Any idea on how to write two proper tests that work?
Thanks
# a df
df <- data.frame(ID = letters[1:15],
Group = sample(1:3, 15, replace = TRUE),
Var1 = sample.int(15),
Var2 = sample.int(15),
Var3 = sample.int(15),
Var4 = sample.int(15))
# another df with meta data on variables = type
metaVar <- data.frame(Var = c("Var1", "Var2", "Var3", "Var4"),
Type = c(rep("stock", 2), rep("ratio", 2)))

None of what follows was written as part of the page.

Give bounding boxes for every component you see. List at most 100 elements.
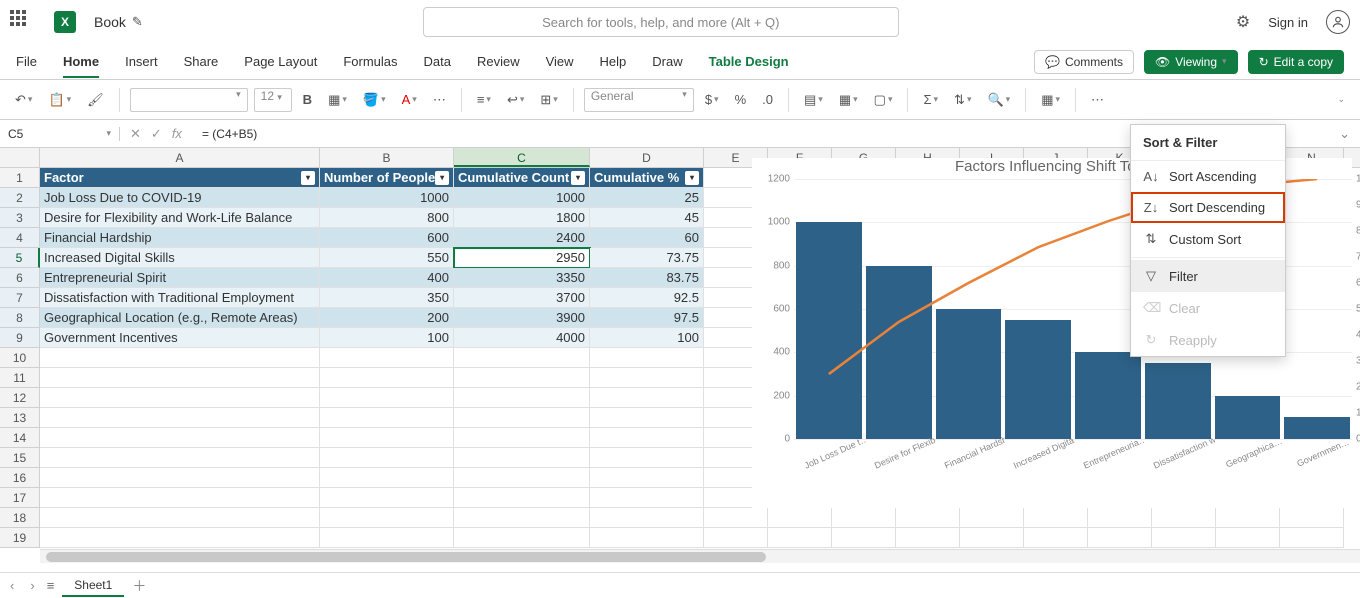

## summarise across different variables
# using sum for "stock" type
# and mean for "ratio" type
groupDF <- df %>%
group_by(Group) %>%
summarise(across(where(names(.) %in% metaVar[metaVar$Type == "stock", ]$Var), # not working
sum, na.rm = TRUE),
across(where(names(.) %in% metaVar[metaVar$Type == "ratio", ]$Var), # not working
mean, na.rm = TRUE)) %>% #
ungroup
# Problem while evaluating `where(names(.) %in% metaVar[metaVar$Type == "stock", ]$Var)`
You are complicating, there is no need for where
nor for names(.) %in%
.
suppressPackageStartupMessages({
library(dplyr)
})
## summarise across different variables
# using sum for "stock" type
# and mean for "ratio" type
groupDF <- df %>%
group_by(Group) %>%
summarise(across(metaVar$Var[metaVar$Type == "stock"], \(x) sum(x, na.rm = TRUE)),
across(metaVar$Var[metaVar$Type == "ratio"], \(x) mean(x, na.rm = TRUE))) %>% #
ungroup()
groupDF
#> # A tibble: 3 × 5
#> Group Var1 Var2 Var3 Var4
#> <int> <int> <int> <dbl> <dbl>
#> 1 1 23 13 6.67 6
#> 2 2 47 69 8.5 9.67
#> 3 3 50 38 8.17 7.33
Created on 2023-03-22 with reprex v2.0.2
I have used anonymous functions since
#> Warning: There was 1 warning in `summarise()`.
#> ℹ In argument: `across(metaVar$Var[metaVar$Type == "stock"], sum, na.rm =
#> TRUE)`.
#> ℹ In group 1: `Group = 1`.
#> Caused by warning:
#> ! The `...` argument of `across()` is deprecated as of dplyr 1.1.0.
#> Supply arguments directly to `.fns` through an anonymous function instead.
#>
#> # Previously
#> across(a:b, mean, na.rm = TRUE)
#>
#> # Now
#> across(a:b, \(x) mean(x, na.rm = TRUE))